The issue at hand is that B. K. Troop, the narrator of Burnett's novel, Christopher, is an older gay man predating (unsuccessfully) on a clueless, straight, young mimbo. The book has gotten lots of good reviews, particularly in the gay press. Burnett's wee dilemma is that despite what many reviewers, interviewers, and even his editor all assumed, he is not, in fact, gay. Rather than bite the various hands attempting to at feed or at least pet him, he sort of goes along with it for awhile. His interactions with his gay but gaydar-impaired editor are particularly amusing:
The awkwardness, however, began during our very first phone call, when my editor asked me what I thought of the novel Fag Hag. He was stunned that I had never heard of it. Weeks later, there was an equally tense moment when I confessed that I had never watched an episode of The Golden Girls. In midsummer, I was nearly busted when I let slip my passion for the Cleveland Indians. His incredulity was fierce, and it wasn't based on the Tribe's lousy record; he just thought baseball "trashy." ... I casually mentioned an actor I had met. "Oh, I love him," my editor said. "Is he one of us?" A long silence. "I have something to tell you," I sighed.

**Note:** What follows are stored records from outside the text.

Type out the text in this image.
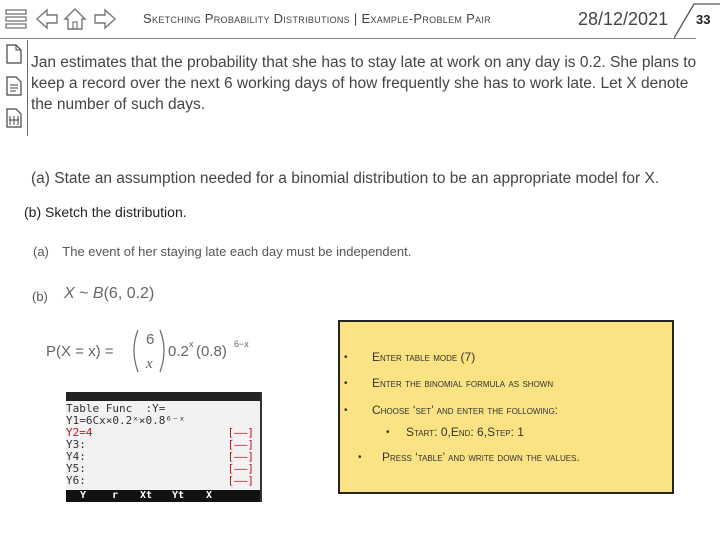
Sketching Probability Distributions | Example-Problem Pair	28/12/2021 33
Jan estimates that the probability that she has to stay late at work on any day is 0.2. She plans to keep a record over the next 6 working days of how frequently she has to work late. Let X denote the number of such days.
(a) State an assumption needed for a binomial distribution to be an appropriate model for X.
(b) Sketch the distribution.
(a) The event of her staying late each day must be independent.
(b) X ~ B(6, 0.2)
P(X = x) =
6
x
0.2 x (0.8) 6−x
Table Func  :Y=
Y1=6Cx×0.2ˣ×0.8⁶⁻ˣ
Y2=4
Y3:
Y4:
Y5:
Y6:
[——]
[——]
[——]
[——]
[——]
Y	r Xt Yt X
• Enter table mode (7)
• Enter the binomial formula as shown
• Choose ‘set’ and enter the following:
• Start: 0,End: 6,Step: 1
• Press ‘table’ and write down the values.
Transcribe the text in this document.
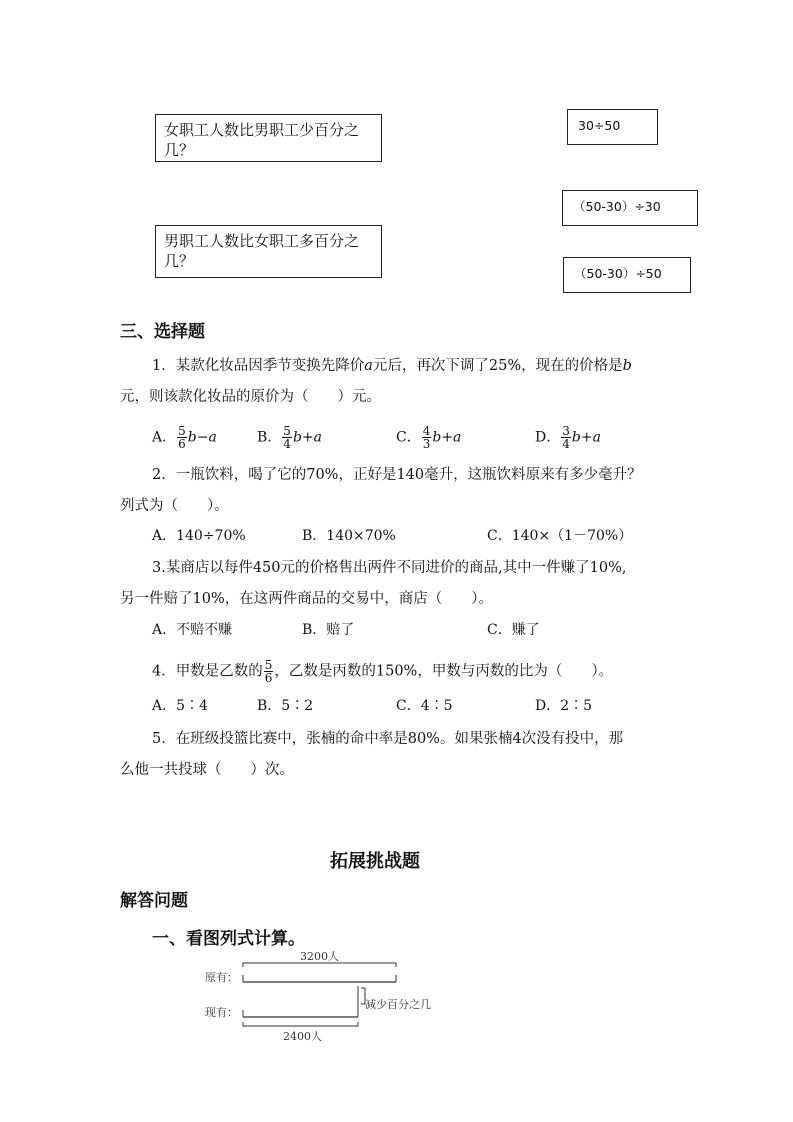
女职工人数比男职工少百分之几？
30÷50
（50-30）÷30
男职工人数比女职工多百分之几？
（50-30）÷50
三、选择题
1．某款化妆品因季节变换先降价a元后，再次下调了25%，现在的价格是b
元，则该款化妆品的原价为（　　）元。
A． $\frac{5}{6} b-a$	B． $\frac{5}{4} b+a$	C． $\frac{4}{3} b+a$	D． $\frac{3}{4} b+a$
2．一瓶饮料，喝了它的70%，正好是140毫升，这瓶饮料原来有多少毫升？
列式为（　　）。
A．140÷70%	B．140×70%	C．140×（1－70%）
3.某商店以每件450元的价格售出两件不同进价的商品,其中一件赚了10%,
另一件赔了10%，在这两件商品的交易中，商店（　　）。
A．不赔不赚	B．赔了	C．赚了
4．甲数是乙数的 $\frac{5}{6}$ ，乙数是丙数的150%，甲数与丙数的比为（　　）。
A．5∶4	B．5∶2	C．4∶5	D．2∶5
5．在班级投篮比赛中，张楠的命中率是80%。如果张楠4次没有投中，那
么他一共投球（　　）次。
拓展挑战题
解答问题
一、看图列式计算。
3200人
原有：
现有：
减少百分之几
2400人
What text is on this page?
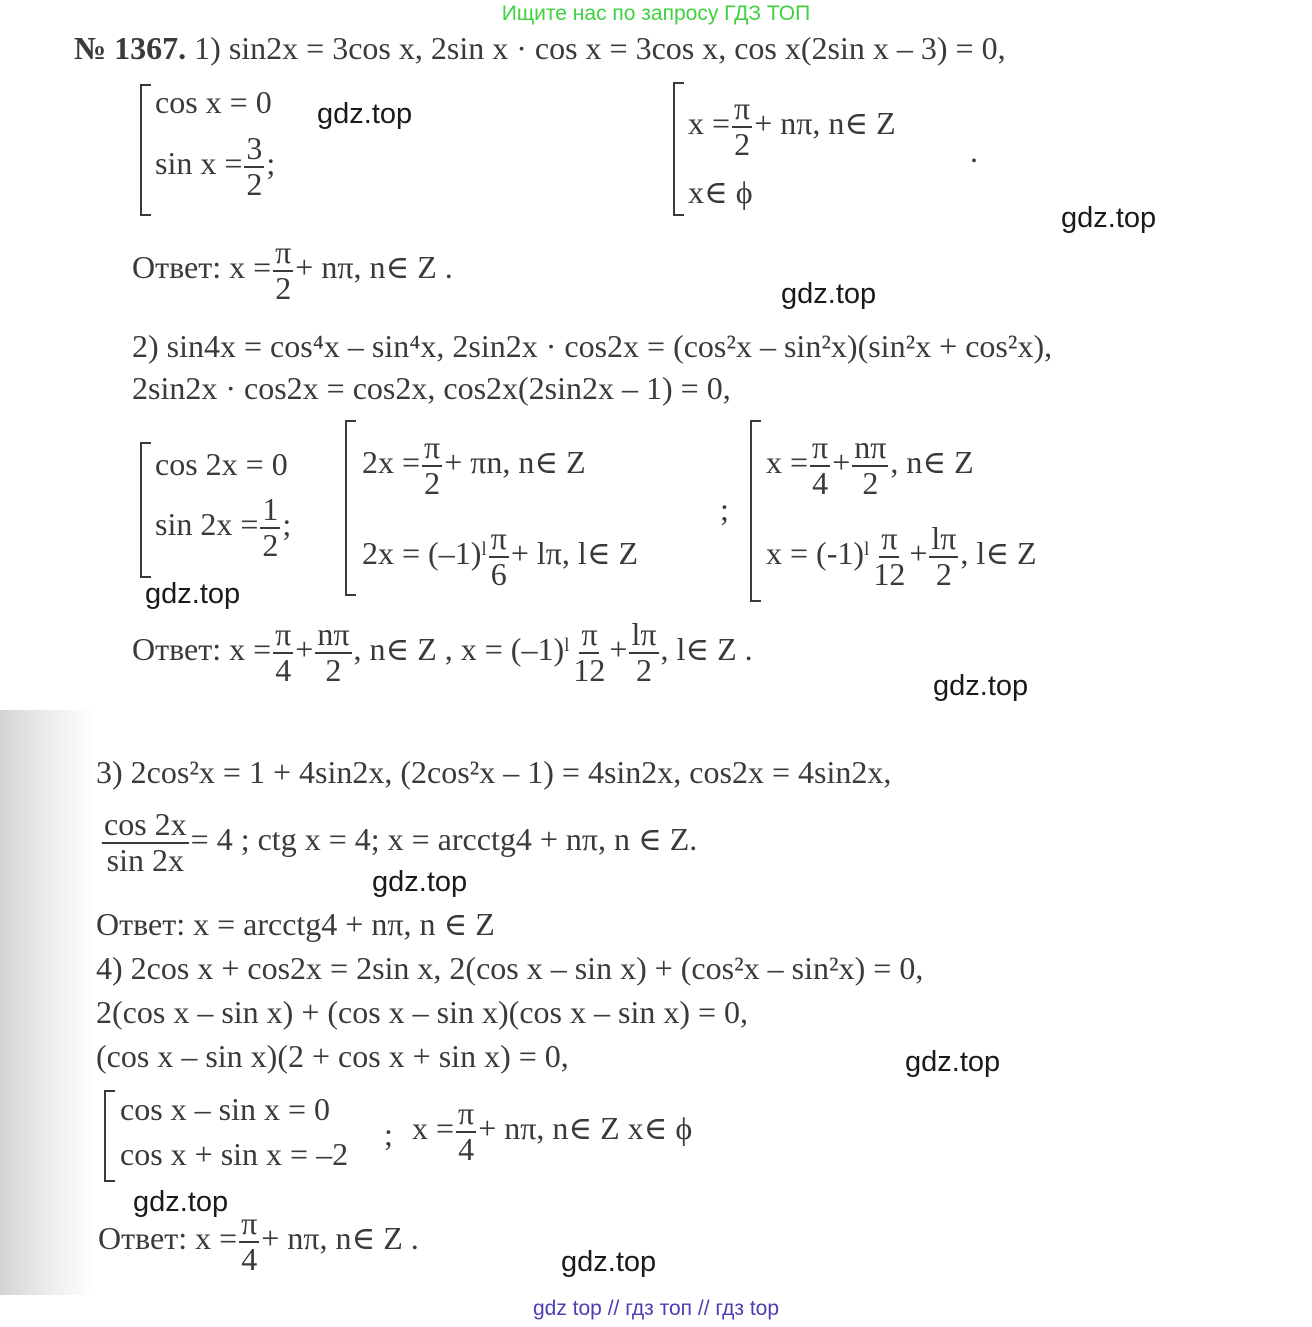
Ищите нас по запросу ГДЗ ТОП
№ 1367. 1) sin2x = 3cos x, 2sin x · cos x = 3cos x, cos x(2sin x – 3) = 0,
cos x = 0
$\sin x = \frac{3}{2}$ ;
$x = \frac{\pi}{2} + n\pi$, n∈ Z
.
x∈ ϕ
Ответ: $x = \frac{\pi}{2} + n\pi$, n∈ Z .
2) sin4x = cos⁴x – sin⁴x, 2sin2x · cos2x = (cos²x – sin²x)(sin²x + cos²x),
2sin2x · cos2x = cos2x, cos2x(2sin2x – 1) = 0,
cos 2x = 0
$\sin 2x = \frac{1}{2}$ ;
$2x = \frac{\pi}{2} + \pi n$, n∈ Z
2x = (–1)ˡ $\frac{\pi}{6} + l\pi$, l∈ Z
;
$x = \frac{\pi}{4} + \frac{n\pi}{2}$ , n∈ Z
x = (-1)ˡ $\frac{\pi}{12} + \frac{l\pi}{2}$ , l∈ Z
Ответ: $x = \frac{\pi}{4} + \frac{n\pi}{2}$ , n∈ Z , x = (–1)ˡ $\frac{\pi}{12} + \frac{l\pi}{2}$ , l∈ Z .
3) 2cos²x = 1 + 4sin2x, (2cos²x – 1) = 4sin2x, cos2x = 4sin2x,
$\frac{\cos 2x}{\sin 2x} = 4$ ; ctg x = 4; x = arcctg4 + nπ, n ∈ Z.
Ответ: x = arcctg4 + nπ, n ∈ Z
4) 2cos x + cos2x = 2sin x, 2(cos x – sin x) + (cos²x – sin²x) = 0,
2(cos x – sin x) + (cos x – sin x)(cos x – sin x) = 0,
(cos x – sin x)(2 + cos x + sin x) = 0,
cos x – sin x = 0
cos x + sin x = –2
; $x = \frac{\pi}{4} + n\pi$, n∈ Z x∈ ϕ
Ответ: $x = \frac{\pi}{4} + n\pi$, n∈ Z .
gdz.top
gdz.top
gdz.top
gdz.top
gdz.top
gdz.top
gdz.top
gdz.top
gdz.top
gdz top // гдз топ // гдз top
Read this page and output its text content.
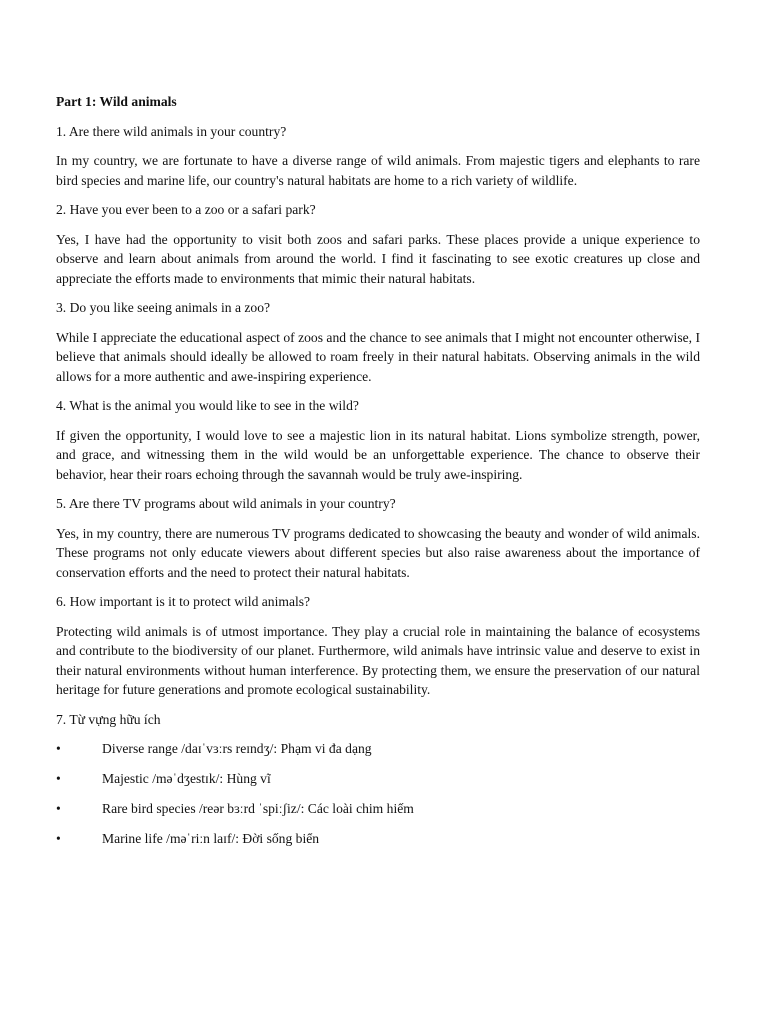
Part 1: Wild animals

1. Are there wild animals in your country?

In my country, we are fortunate to have a diverse range of wild animals. From majestic tigers and elephants to rare bird species and marine life, our country's natural habitats are home to a rich variety of wildlife.

2. Have you ever been to a zoo or a safari park?

Yes, I have had the opportunity to visit both zoos and safari parks. These places provide a unique experience to observe and learn about animals from around the world. I find it fascinating to see exotic creatures up close and appreciate the efforts made to environments that mimic their natural habitats.

3. Do you like seeing animals in a zoo?

While I appreciate the educational aspect of zoos and the chance to see animals that I might not encounter otherwise, I believe that animals should ideally be allowed to roam freely in their natural habitats. Observing animals in the wild allows for a more authentic and awe-inspiring experience.

4. What is the animal you would like to see in the wild?

If given the opportunity, I would love to see a majestic lion in its natural habitat. Lions symbolize strength, power, and grace, and witnessing them in the wild would be an unforgettable experience. The chance to observe their behavior, hear their roars echoing through the savannah would be truly awe-inspiring.

5. Are there TV programs about wild animals in your country?

Yes, in my country, there are numerous TV programs dedicated to showcasing the beauty and wonder of wild animals. These programs not only educate viewers about different species but also raise awareness about the importance of conservation efforts and the need to protect their natural habitats.

6. How important is it to protect wild animals?

Protecting wild animals is of utmost importance. They play a crucial role in maintaining the balance of ecosystems and contribute to the biodiversity of our planet. Furthermore, wild animals have intrinsic value and deserve to exist in their natural environments without human interference. By protecting them, we ensure the preservation of our natural heritage for future generations and promote ecological sustainability.

7. Từ vựng hữu ích

•	Diverse range /daɪˈvɜːrs reɪndʒ/: Phạm vi đa dạng
•	Majestic /məˈdʒestɪk/: Hùng vĩ
•	Rare bird species /reər bɜːrd ˈspiːʃiz/: Các loài chim hiếm
•	Marine life /məˈriːn laɪf/: Đời sống biển
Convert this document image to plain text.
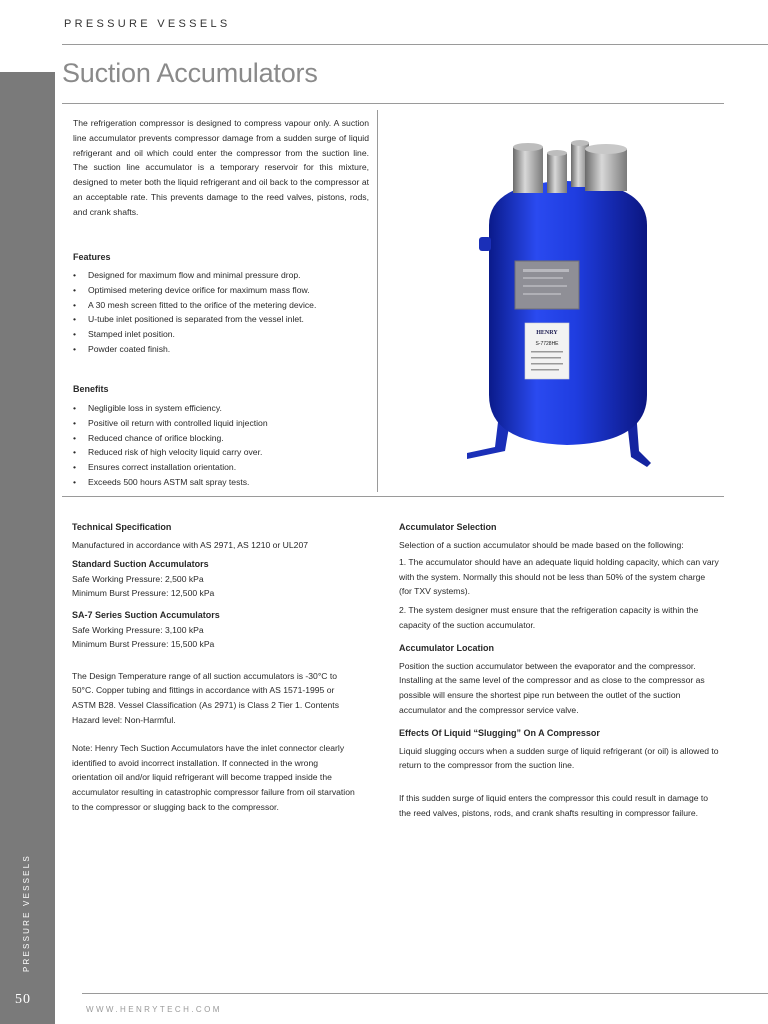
PRESSURE VESSELS
50
PRESSURE VESSELS
Suction Accumulators

The refrigeration compressor is designed to compress vapour only. A suction line accumulator prevents compressor damage from a sudden surge of liquid refrigerant and oil which could enter the compressor from the suction line. The suction line accumulator is a temporary reservoir for this mixture, designed to meter both the liquid refrigerant and oil back to the compressor at an acceptable rate. This prevents damage to the reed valves, pistons, rods, and crank shafts.

Features
• Designed for maximum flow and minimal pressure drop.
• Optimised metering device orifice for maximum mass flow.
• A 30 mesh screen fitted to the orifice of the metering device.
• U-tube inlet positioned is separated from the vessel inlet.
• Stamped inlet position.
• Powder coated finish.
Benefits
• Negligible loss in system efficiency.
• Positive oil return with controlled liquid injection
• Reduced chance of orifice blocking.
• Reduced risk of high velocity liquid carry over.
• Ensures correct installation orientation.
• Exceeds 500 hours ASTM salt spray tests.
HENRY
S-7728HE

Technical Specification

Manufactured in accordance with AS 2971, AS 1210 or UL207

Standard Suction Accumulators

Safe Working Pressure: 2,500 kPa

Minimum Burst Pressure: 12,500 kPa

SA-7 Series Suction Accumulators

Safe Working Pressure: 3,100 kPa

Minimum Burst Pressure: 15,500 kPa

The Design Temperature range of all suction accumulators is -30°C to 50°C. Copper tubing and fittings in accordance with AS 1571-1995 or ASTM B28. Vessel Classification (As 2971) is Class 2 Tier 1. Contents Hazard level: Non-Harmful.

Note: Henry Tech Suction Accumulators have the inlet connector clearly identified to avoid incorrect installation. If connected in the wrong orientation oil and/or liquid refrigerant will become trapped inside the accumulator resulting in catastrophic compressor failure from oil starvation to the compressor or slugging back to the compressor.

Accumulator Selection

Selection of a suction accumulator should be made based on the following:

1. The accumulator should have an adequate liquid holding capacity, which can vary with the system. Normally this should not be less than 50% of the system charge (for TXV systems).

2. The system designer must ensure that the refrigeration capacity is within the capacity of the suction accumulator.

Accumulator Location

Position the suction accumulator between the evaporator and the compressor. Installing at the same level of the compressor and as close to the compressor as possible will ensure the shortest pipe run between the outlet of the suction accumulator and the compressor service valve.

Effects Of Liquid “Slugging” On A Compressor

Liquid slugging occurs when a sudden surge of liquid refrigerant (or oil) is allowed to return to the compressor from the suction line.

If this sudden surge of liquid enters the compressor this could result in damage to the reed valves, pistons, rods, and crank shafts resulting in compressor failure.

WWW.HENRYTECH.COM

Caught between two worlds! Finally eschewing his sexually indeterminate existence--both gay and straight and yet, somehow, neither!--Burnett finally comes clean (ahem) about his lack of queeritude, and all is embarrassed sweetness and light. He might have lost some gay-lit cred, but as one Amazon reviewer put it, "Frustrated homosexuals will find this book to be both poignant as well as a spotlight on their soul." Frustrated heterosexuals will just go watch Chasing Amy again, I suppose. Or they could choose among Burnett's screenwriting samples, such as weepie-washee Autumn in New York, about a nobly rotten Richard Gere predating on a mortally nubile Winona Ryder; or the extremely non-gay Bloodfist III: Forced to Fight, about kickboxer Don “The Dragon” Wilson predating on convicts with nicknames like “Leadbottom” and “Sugarfoot.”
Final lesson: It’s OK if you’re not gay! Not that there’s anything not wrong with that.
legal memo to counsel:
posts about writers who happen to have the same name as ex-girlfriend are permissible given that said writer is male.
cc:KB/clm
Posted by: s.h. | June 09, 2004 at 02:27 PM
errata: obviously the cc: was intended for LB, not KB. alternately, ignoring both memos is acceptable.
Posted by: s.h. | June 09, 2004 at 02:32 PM
chuckle ... I'll keep that in mind, though I'm confused as to what counsel is being addressed, and by whom, if Lisa and I are just being cc'd on the matter. This is just like that episode of the Golden Girls ...
Posted by: chris m | June 09, 2004 at 02:44 PM
Both memos duly noted whether or not they were to me as counsel. Chris, just so you know, I was not going to tell anyone that you watched the Golden Girls.
Posted by: LB | June 09, 2004 at 04:37 PM
I want to know why Chris was Googling "Allison" and "gay."
Posted by: Enrique Bana | June 09, 2004 at 05:24 PM
Actually, I believe my search terms were "gay" "golden" "Indian" and "bloodfist."